L'enquête sur la disparition tragique d'Émile Soleil a franchi une nouvelle étape significative avec la réalisation de 106 prélèvements ADN effectués sur des habitants et visiteurs du Haut-Vernet, où le garçon de deux ans a disparu en juillet 2023. Selon le procureur Jean-Luc Blachon, cette vaste campagne de prélèvements a été initiée en janvier, en réponse à des demandes formulées par les avocats de la famille Soleil.
Les tests ADN, qui s'inscrivent dans un processus d'une envergure inhabituelle, visent à établir des liens entre les échantillons prélevés et ceux retrouvés sur les effets personnels d'Émile, dont des vêtements et des ossements retrouvés en mars 2024 par une promeneuse, à environ 1,7 km du hameau où il avait été vu pour la dernière fois.
Le procureur a souligné que ces analyses pourraient nécessiter plusieurs mois en raison du grand nombre d'échantillons recueillis. Julien Pinelli, avocat de la grand-mère du petit Émile, a exprimé son espoir que ces prélèvements permettent de faire progresser l'enquête. "Nous espérons que les résultats offriront des réponses décisives", a-t-il déclaré.

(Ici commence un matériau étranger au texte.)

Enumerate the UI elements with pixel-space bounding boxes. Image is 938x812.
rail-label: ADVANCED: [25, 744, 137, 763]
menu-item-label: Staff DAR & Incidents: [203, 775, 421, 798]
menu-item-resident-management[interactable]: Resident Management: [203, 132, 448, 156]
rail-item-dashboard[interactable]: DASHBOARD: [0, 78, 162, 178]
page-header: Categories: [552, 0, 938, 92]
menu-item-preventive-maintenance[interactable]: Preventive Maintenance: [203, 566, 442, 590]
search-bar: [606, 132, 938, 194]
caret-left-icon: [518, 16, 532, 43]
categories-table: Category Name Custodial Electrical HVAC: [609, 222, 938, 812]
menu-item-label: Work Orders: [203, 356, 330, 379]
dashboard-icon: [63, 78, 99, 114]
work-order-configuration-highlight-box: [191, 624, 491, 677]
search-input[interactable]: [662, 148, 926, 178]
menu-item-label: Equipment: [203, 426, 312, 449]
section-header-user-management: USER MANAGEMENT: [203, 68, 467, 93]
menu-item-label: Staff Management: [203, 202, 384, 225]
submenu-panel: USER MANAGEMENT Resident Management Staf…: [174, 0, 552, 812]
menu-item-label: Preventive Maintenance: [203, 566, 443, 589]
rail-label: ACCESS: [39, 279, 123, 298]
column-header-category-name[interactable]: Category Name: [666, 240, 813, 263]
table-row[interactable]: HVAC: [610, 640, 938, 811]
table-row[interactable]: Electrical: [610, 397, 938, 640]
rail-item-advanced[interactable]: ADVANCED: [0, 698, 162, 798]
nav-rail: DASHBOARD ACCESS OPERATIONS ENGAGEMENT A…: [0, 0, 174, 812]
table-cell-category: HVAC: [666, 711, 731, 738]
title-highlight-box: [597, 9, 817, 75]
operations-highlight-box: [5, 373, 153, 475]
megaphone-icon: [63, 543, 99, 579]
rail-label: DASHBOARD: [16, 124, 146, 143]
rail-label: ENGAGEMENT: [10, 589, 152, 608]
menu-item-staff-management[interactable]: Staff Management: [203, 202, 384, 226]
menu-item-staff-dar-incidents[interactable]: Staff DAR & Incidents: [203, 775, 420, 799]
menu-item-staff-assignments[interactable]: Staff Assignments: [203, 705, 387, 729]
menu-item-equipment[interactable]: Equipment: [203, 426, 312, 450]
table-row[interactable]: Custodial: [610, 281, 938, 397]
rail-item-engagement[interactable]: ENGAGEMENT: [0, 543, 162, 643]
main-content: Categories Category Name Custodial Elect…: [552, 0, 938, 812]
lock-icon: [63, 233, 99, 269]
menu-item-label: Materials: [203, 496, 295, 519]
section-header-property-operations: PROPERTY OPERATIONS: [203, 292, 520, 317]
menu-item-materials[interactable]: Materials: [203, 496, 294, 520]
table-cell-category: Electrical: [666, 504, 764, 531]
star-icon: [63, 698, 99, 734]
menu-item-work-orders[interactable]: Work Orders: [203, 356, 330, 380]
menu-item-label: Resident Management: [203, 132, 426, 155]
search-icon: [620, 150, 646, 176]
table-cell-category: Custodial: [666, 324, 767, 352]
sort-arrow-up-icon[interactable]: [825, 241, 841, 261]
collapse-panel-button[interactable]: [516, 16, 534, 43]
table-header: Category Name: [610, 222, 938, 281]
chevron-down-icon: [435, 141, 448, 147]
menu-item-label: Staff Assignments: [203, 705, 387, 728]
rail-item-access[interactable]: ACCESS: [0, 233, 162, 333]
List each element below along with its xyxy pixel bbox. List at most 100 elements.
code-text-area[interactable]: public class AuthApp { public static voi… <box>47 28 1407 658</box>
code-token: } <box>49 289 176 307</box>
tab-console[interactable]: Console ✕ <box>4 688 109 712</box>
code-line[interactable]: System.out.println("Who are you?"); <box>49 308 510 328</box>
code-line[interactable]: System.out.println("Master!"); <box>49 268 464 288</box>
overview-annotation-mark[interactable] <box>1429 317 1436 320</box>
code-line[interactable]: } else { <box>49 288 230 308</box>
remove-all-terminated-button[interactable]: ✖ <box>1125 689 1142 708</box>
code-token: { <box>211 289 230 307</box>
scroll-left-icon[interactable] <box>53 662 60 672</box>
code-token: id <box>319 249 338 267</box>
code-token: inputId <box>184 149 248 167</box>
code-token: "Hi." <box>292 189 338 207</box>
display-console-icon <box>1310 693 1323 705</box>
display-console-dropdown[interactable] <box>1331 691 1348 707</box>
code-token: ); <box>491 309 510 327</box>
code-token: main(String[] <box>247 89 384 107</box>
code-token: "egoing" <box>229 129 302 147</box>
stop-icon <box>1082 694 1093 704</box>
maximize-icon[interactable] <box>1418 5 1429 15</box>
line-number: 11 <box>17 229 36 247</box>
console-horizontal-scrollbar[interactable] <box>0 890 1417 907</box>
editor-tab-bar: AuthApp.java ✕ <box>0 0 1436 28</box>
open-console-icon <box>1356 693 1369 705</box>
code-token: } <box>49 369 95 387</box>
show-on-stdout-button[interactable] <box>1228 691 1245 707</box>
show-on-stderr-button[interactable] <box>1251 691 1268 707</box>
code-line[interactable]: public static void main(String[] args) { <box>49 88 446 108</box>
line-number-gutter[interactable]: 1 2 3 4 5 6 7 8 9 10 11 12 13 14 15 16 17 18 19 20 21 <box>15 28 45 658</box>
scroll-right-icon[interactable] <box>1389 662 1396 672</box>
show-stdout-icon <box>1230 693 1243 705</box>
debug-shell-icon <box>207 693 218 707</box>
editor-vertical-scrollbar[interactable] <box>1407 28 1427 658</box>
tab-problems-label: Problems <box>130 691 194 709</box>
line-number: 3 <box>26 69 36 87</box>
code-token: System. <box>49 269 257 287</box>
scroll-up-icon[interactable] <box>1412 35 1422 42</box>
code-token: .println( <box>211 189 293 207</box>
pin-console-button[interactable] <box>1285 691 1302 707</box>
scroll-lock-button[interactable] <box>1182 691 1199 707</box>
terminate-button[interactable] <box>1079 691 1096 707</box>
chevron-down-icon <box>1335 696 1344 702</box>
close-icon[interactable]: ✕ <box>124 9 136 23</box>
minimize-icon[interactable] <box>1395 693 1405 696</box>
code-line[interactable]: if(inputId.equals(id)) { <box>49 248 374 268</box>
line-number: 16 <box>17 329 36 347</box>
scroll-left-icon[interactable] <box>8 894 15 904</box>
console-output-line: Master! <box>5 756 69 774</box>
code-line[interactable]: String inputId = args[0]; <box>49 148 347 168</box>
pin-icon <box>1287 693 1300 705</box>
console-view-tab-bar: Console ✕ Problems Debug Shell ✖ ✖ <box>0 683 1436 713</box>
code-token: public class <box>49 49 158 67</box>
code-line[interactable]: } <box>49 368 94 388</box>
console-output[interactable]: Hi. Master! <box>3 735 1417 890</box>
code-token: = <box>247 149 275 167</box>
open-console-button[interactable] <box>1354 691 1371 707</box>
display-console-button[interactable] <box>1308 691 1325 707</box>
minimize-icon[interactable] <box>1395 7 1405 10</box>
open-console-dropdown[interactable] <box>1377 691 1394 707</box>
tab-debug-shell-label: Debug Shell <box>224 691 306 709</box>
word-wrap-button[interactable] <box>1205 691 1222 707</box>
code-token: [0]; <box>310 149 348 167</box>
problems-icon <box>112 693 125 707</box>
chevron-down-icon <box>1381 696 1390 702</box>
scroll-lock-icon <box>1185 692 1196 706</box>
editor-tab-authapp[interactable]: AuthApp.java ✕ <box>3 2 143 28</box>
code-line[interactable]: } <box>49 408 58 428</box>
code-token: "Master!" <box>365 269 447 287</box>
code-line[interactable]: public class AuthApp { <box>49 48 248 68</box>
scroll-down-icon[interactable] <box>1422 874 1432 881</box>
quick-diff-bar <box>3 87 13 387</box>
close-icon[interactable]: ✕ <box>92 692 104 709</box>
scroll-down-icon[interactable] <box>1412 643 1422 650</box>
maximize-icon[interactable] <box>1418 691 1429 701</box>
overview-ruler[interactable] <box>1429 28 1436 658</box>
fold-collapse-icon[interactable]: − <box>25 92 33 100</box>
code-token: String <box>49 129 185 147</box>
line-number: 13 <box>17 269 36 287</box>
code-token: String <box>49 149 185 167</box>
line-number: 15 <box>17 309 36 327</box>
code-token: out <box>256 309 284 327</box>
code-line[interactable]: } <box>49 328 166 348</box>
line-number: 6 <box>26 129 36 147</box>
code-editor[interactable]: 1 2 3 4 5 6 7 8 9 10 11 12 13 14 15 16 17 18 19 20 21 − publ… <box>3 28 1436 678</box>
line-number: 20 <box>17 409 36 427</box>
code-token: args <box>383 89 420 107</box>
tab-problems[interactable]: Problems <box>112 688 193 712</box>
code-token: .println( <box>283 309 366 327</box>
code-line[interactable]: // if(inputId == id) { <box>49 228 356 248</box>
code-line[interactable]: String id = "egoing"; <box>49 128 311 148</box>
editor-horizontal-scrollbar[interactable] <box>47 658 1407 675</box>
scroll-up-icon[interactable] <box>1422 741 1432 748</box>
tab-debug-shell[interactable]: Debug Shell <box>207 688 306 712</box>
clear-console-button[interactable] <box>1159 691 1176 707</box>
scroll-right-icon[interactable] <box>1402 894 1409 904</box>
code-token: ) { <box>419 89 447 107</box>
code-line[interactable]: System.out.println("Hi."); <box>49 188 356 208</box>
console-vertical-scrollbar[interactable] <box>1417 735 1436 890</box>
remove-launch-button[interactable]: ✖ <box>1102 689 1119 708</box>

L'enquête avait déjà révélé que le petit Émile a probablement subi un "traumatisme facial violent", ce qui a conduit les enquêteurs à envisager l'intervention d'un tiers dans sa mort. En 2025, les grands-parents d'Émile avaient été interrogés dans le cadre de l’enquête, mais les charges retenues contre eux avaient été jugées insuffisantes pour engendrer des poursuites.
Des experts en criminalistique s'attendent à ce que les résultats des prélèvements ADN révèlent des éléments cruciaux dans une affaire qui continue de bouleverser la commune et sa région. La famille et le public espèrent que la lumière sera enfin faite sur ce drame qui demeure sans réponse, alors que les enquêteurs poursuivent leurs investigations.